O psicanalista conclui, portanto: “A escola tem uma relação com aquilo que não é o distúrbio. Com o que acontece antes da depressão, da ansiedade, do autismo. A gente está propondo olhar para o que vem antes do transtorno, que é o sofrimento”.
Para isso, Dunker considera fundamental que haja tempo e espaço de escuta no cotidiano escolar por todos os sujeitos que compõem a comunidade, não necessariamente por especialistas. A escuta e o reconhecimento do sofrimento do outro é capaz de alterá-lo, explica o psicanalista, que defende uma política de escuta, com tempo e espaço para isso no cotidiano escolar.
Na prática
Enquanto psicopedagoga institucional no Núcleo de Apoio e Acompanhamento para a Aprendizagem (NAAPA), da Secretaria Municipal de Educação de São Paulo, a pedagoga Ana Paula Masella reforçou uma compreensão sobre educação inclusiva, que, segundo ela, traz o olhar para cada estudante e educador/a como sujeito de direito, promovendo escuta ativa no cotidiano: “Na escola, trabalhamos o coletivo na perspectiva de que cada pessoa precisa ser vista como um sujeito de direito, como um protagonista. E só me vejo sujeito quando o outro me vê”.
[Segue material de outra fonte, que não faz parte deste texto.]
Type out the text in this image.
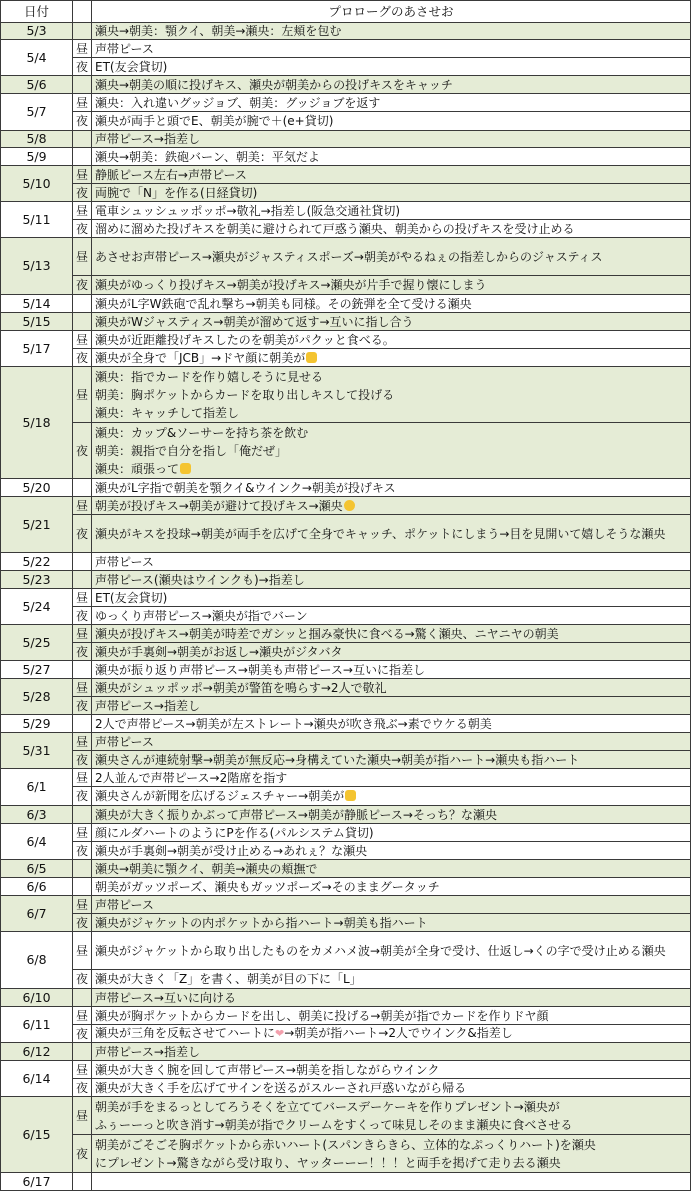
日付		プロローグのあさせお
5/3		瀬央→朝美：顎クイ、朝美→瀬央：左頬を包む
5/4	昼	声帯ピース
	夜	ET(友会貸切)
5/6		瀬央→朝美の順に投げキス、瀬央が朝美からの投げキスをキャッチ
5/7	昼	瀬央：入れ違いグッジョブ、朝美：グッジョブを返す
	夜	瀬央が両手と頭でE、朝美が腕で＋(e+貸切)
5/8		声帯ピース→指差し
5/9		瀬央→朝美：鉄砲バーン、朝美：平気だよ
5/10	昼	静脈ピース左右→声帯ピース
	夜	両腕で「N」を作る(日経貸切)
5/11	昼	電車シュッシュッポッポ→敬礼→指差し(阪急交通社貸切)
	夜	溜めに溜めた投げキスを朝美に避けられて戸惑う瀬央、朝美からの投げキスを受け止める
5/13	昼	あさせお声帯ピース→瀬央がジャスティスポーズ→朝美がやるねぇの指差しからのジャスティス
	夜	瀬央がゆっくり投げキス→朝美が投げキス→瀬央が片手で握り懐にしまう
5/14		瀬央がL字W鉄砲で乱れ撃ち→朝美も同様。その銃弾を全て受ける瀬央
5/15		瀬央がWジャスティス→朝美が溜めて返す→互いに指し合う
5/17	昼	瀬央が近距離投げキスしたのを朝美がパクッと食べる。
	夜	瀬央が全身で「JCB」→ドヤ顔に朝美が
5/18	昼	瀬央：指でカードを作り嬉しそうに見せる
朝美：胸ポケットからカードを取り出しキスして投げる
瀬央：キャッチして指差し

	夜	瀬央：カップ&ソーサーを持ち茶を飲む
朝美：親指で自分を指し「俺だぜ」
瀬央：頑張って

5/20		瀬央がL字指で朝美を顎クイ&ウインク→朝美が投げキス
5/21	昼	朝美が投げキス→朝美が避けて投げキス→瀬央
	夜	瀬央がキスを投球→朝美が両手を広げて全身でキャッチ、ポケットにしまう→目を見開いて嬉しそうな瀬央
5/22		声帯ピース
5/23		声帯ピース(瀬央はウインクも)→指差し
5/24	昼	ET(友会貸切)
	夜	ゆっくり声帯ピース→瀬央が指でバーン
5/25	昼	瀬央が投げキス→朝美が時差でガシッと掴み豪快に食べる→驚く瀬央、ニヤニヤの朝美
	夜	瀬央が手裏剣→朝美がお返し→瀬央がジタバタ
5/27		瀬央が振り返り声帯ピース→朝美も声帯ピース→互いに指差し
5/28	昼	瀬央がシュッポッポ→朝美が警笛を鳴らす→2人で敬礼
	夜	声帯ピース→指差し
5/29		2人で声帯ピース→朝美が左ストレート→瀬央が吹き飛ぶ→素でウケる朝美
5/31	昼	声帯ピース
	夜	瀬央さんが連続射撃→朝美が無反応→身構えていた瀬央→朝美が指ハート→瀬央も指ハート
6/1	昼	2人並んで声帯ピース→2階席を指す
	夜	瀬央さんが新聞を広げるジェスチャー→朝美が
6/3		瀬央が大きく振りかぶって声帯ピース→朝美が静脈ピース→そっち？な瀬央
6/4	昼	顔にルダハートのようにPを作る(パルシステム貸切)
	夜	瀬央が手裏剣→朝美が受け止める→あれぇ？な瀬央
6/5		瀬央→朝美に顎クイ、朝美→瀬央の頬撫で
6/6		朝美がガッツポーズ、瀬央もガッツポーズ→そのままグータッチ
6/7	昼	声帯ピース
	夜	瀬央がジャケットの内ポケットから指ハート→朝美も指ハート
6/8	昼	瀬央がジャケットから取り出したものをカメハメ波→朝美が全身で受け、仕返し→くの字で受け止める瀬央
	夜	瀬央が大きく「Z」を書く、朝美が目の下に「L」
6/10		声帯ピース→互いに向ける
6/11	昼	瀬央が胸ポケットからカードを出し、朝美に投げる→朝美が指でカードを作りドヤ顔
	夜	瀬央が三角を反転させてハートに❤→朝美が指ハート→2人でウインク&指差し
6/12		声帯ピース→指差し
6/14	昼	瀬央が大きく腕を回して声帯ピース→朝美を指しながらウインク
	夜	瀬央が大きく手を広げてサインを送るがスルーされ戸惑いながら帰る
6/15	昼	朝美が手をまるっとしてろうそくを立ててバースデーケーキを作りプレゼント→瀬央が
ふぅーーっと吹き消す→朝美が指でクリームをすくって味見しそのまま瀬央に食べさせる

	夜	朝美がごそごそ胸ポケットから赤いハート(スパンきらきら、立体的なぷっくりハート)を瀬央
にプレゼント→驚きながら受け取り、ヤッターーー！！！と両手を掲げて走り去る瀬央

6/17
Ela citou algumas ações da rede municipal paulistana que possuem essa perspectiva, como imprensa jovem, grêmios escolares e premiações que reconhecem atuação de educadores/as em direitos humanos. Além disso, há o Currículo da Cidade que traz no bojo a equidade e a garantia de direitos.
Pesquisa conduzida pelo Instituto Vladimir Herzog
Para finalizar o diálogo, a doutora em Educação Crislei Custódio, do Instituto Vladimir Herzog, apresentou algumas informações do relatório “Educação em direitos humanos: convivência escolar e saúde mental”, publicado em novembro a partir de pesquisa na Rede Municipal de Ensino de São Paulo: “O que ficou evidente é que a escola parece com a imagem de um arquipélago, havendo dificuldades de cada grupo – estudantes, famílias, professores/as, funcionários/as – identificar o sofrimento dos demais e suas causas”. Ela apontou potencialidades da escola para superar esta barreira, do ponto de vista da educação em direitos humanos, e convidou a todos a conhecer o relatório.